Kapal China dan Filipina Tabrakan di Laut China Selatan yang Disengketakan
Tanggal: 18 Jun 2024 09:34 wib.
Sebuah insiden tabrakan antara kapal China dan Filipina terjadi di dekat Second Thomas Shoal, Laut China Selatan (LCS), pada Senin (17/6). Beijing menuduh kapal Filipina menerobos secara ilegal wilayah perairan di sekitar Ren'ai Reef atau Second Thomas Shoal di LCS. Menurut laporan dari coast guard China, kapal pemasok Filipina dianggap telah "mengabaikan peringatan-peringatan serius dari China" dengan mendekati kapal China.
Dalam pernyataannya, coast guard China menyebut bahwa kapal Filipina mendekati kapal China dengan cara yang tidak profesional, yang kemudian mengakibatkan terjadinya tabrakan. Mereka juga menegaskan bahwa pihak coast guard China telah mengambil tindakan pengendalian terhadap kapal Filipina sesuai dengan hukum yang berlaku.
Second Thomas Shoal merupakan salah satu wilayah yang menjadi sengketa antara China dan Filipina. Hal ini disebabkan oleh klaim China akan hampir seluruh kawasan LCS, termasuk area-area yang bersinggungan dengan klaim negara-negara Asia Tenggara lainnya. Pengadilan Arbitrase Permanen (PCA) sebelumnya telah menyatakan bahwa klaim China tersebut tidak memiliki dasar hukum yang kuat. Namun, China menolak putusan tersebut dan justru semakin meningkatkan kehadiran pasukan di perairan tersebut. Mereka juga melakukan pembaruan terumbu karang menjadi pulau-pulau buatan.
Second Thomas Shoal sendiri berada sekitar 200 kilometer dari Pulau Palawan di Filipina barat. Wilayah ini juga terletak lebih dari 1.000 kilometer dari Pulau Hainan, daratan utama terdekat milik China.
Di sisi lain, sejak Sabtu (15/6), pemerintah China memperkenalkan peraturan baru untuk penjaga pantai mereka, yang memungkinkan mereka untuk menahan orang asing yang diduga melakukan penetrasi tanpa izin di wilayah perairan yang menjadi sengketa. Langkah ini kemudian memicu reaksi keras dari pihak Filipina, dengan menuduh China melakukan "perilaku biadab dan tidak manusiawi" terhadap kapal-kapal Filipina. Bahkan, Presiden Filipina, Ferdinand Marcos, menyebut peraturan baru tersebut sebagai peningkatan yang "sangat mengkhawatirkan".

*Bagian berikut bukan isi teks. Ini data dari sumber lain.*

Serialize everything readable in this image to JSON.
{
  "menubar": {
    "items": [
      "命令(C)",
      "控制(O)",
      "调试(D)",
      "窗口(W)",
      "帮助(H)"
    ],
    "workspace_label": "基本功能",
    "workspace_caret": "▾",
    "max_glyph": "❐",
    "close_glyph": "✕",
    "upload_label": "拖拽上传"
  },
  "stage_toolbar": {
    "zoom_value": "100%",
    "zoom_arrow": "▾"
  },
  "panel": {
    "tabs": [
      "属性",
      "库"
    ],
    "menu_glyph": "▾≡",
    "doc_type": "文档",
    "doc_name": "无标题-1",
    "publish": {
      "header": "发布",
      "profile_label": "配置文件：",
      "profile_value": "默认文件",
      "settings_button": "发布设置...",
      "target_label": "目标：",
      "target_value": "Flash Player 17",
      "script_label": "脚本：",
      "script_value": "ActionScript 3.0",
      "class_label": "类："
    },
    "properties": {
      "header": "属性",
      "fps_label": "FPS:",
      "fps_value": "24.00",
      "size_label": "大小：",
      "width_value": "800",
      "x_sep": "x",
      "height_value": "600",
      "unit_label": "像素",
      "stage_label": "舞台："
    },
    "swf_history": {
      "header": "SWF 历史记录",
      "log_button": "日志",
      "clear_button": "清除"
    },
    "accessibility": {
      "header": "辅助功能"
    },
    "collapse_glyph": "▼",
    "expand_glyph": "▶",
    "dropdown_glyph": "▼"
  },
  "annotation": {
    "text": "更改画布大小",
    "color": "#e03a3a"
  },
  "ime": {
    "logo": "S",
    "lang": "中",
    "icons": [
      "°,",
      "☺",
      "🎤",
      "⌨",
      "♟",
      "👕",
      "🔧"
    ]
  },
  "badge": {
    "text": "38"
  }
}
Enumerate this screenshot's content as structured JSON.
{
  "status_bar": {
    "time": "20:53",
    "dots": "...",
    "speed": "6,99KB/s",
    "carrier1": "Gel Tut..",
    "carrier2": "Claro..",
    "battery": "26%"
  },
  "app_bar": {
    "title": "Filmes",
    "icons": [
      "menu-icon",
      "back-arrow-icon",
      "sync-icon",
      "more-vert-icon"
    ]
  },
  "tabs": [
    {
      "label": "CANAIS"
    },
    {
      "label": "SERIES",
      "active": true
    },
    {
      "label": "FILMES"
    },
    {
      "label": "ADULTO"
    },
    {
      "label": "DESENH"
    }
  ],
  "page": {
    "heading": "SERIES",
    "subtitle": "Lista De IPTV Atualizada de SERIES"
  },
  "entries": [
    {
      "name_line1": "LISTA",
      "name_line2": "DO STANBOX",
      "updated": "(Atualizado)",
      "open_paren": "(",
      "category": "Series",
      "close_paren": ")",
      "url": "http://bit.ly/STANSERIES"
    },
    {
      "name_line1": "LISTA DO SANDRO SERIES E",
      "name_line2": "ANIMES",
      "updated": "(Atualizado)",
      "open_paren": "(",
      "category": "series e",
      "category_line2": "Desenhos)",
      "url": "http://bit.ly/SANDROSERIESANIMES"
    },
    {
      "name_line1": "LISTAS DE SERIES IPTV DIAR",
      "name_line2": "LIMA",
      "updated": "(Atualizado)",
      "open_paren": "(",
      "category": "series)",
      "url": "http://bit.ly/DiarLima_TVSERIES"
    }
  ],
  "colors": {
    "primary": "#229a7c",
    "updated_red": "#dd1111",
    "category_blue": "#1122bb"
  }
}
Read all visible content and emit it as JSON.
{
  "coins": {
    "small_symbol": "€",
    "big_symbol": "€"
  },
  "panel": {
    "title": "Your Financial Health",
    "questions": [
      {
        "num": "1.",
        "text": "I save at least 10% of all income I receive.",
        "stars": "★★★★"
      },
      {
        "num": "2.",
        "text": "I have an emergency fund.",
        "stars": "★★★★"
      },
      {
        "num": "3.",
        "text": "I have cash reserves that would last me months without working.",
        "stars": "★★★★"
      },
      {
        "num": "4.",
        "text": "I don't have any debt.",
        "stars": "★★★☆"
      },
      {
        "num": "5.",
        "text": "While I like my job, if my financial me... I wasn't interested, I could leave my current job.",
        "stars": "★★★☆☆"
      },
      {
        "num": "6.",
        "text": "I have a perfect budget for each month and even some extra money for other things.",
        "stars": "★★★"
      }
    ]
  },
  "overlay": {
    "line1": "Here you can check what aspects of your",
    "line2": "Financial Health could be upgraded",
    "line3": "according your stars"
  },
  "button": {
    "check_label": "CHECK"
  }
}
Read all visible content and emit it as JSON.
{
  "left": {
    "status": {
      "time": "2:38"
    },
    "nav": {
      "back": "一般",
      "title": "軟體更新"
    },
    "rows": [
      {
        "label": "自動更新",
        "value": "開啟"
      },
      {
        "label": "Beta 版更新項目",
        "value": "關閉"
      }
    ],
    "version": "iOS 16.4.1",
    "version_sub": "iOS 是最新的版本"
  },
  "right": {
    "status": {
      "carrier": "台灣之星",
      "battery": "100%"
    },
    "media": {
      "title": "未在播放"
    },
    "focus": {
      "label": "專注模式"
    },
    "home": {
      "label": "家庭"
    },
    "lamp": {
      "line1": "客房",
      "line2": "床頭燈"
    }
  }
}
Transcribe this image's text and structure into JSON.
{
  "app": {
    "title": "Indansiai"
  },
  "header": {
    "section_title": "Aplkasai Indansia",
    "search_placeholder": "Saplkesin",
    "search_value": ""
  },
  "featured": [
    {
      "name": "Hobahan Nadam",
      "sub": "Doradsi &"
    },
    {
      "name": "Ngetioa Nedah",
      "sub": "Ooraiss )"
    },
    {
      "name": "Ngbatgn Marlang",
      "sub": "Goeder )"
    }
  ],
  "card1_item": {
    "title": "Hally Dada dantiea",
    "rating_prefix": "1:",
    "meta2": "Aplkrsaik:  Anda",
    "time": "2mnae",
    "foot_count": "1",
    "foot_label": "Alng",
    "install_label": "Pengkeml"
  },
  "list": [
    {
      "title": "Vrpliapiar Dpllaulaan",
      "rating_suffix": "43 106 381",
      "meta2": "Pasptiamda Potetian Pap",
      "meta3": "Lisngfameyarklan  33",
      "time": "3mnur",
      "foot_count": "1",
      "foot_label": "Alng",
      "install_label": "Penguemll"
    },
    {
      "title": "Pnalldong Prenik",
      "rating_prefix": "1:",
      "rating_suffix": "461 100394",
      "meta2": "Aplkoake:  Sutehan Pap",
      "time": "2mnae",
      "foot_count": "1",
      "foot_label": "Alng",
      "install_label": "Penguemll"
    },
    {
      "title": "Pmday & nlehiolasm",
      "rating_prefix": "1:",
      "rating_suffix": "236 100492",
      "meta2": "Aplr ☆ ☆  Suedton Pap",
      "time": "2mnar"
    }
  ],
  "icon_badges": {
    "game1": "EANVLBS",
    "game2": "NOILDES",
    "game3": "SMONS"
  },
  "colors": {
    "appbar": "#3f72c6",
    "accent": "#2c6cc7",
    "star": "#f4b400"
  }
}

Ketegangan antara China dan Filipina telah memunculkan keprihatinan akan potensi konflik maritim yang lebih luas, yang berpotensi melibatkan Amerika Serikat dan sekutu-sekutunya. Laut Cina Selatan sangat strategis karena merupakan jalur perdagangan utama dengan nilai transaksi triliunan dolar setiap tahunnya. Selain itu, wilayah ini juga diduga memiliki cadangan minyak dan gas yang besar yang belum dieksploitasi secara maksimal.
Dengan jumlah kapal yang melintasi wilayah ini setiap tahunnya, perlunya penegakan hukum yang tegas dan perundingan yang berkelanjutan antara China dan Filipina menjadi semakin mendesak. Kedua negara perlu menemukan solusi yang dapat mengatasi sengketa perbatasan mereka tanpa mengorbankan kestabilan dan keamanan di kawasan Laut China Selatan. Kesepakatan yang adil dapat memberikan manfaat ekonomi dan politik yang signifikan bagi kedua belah pihak serta negara-negara tetangga di kawasan tersebut.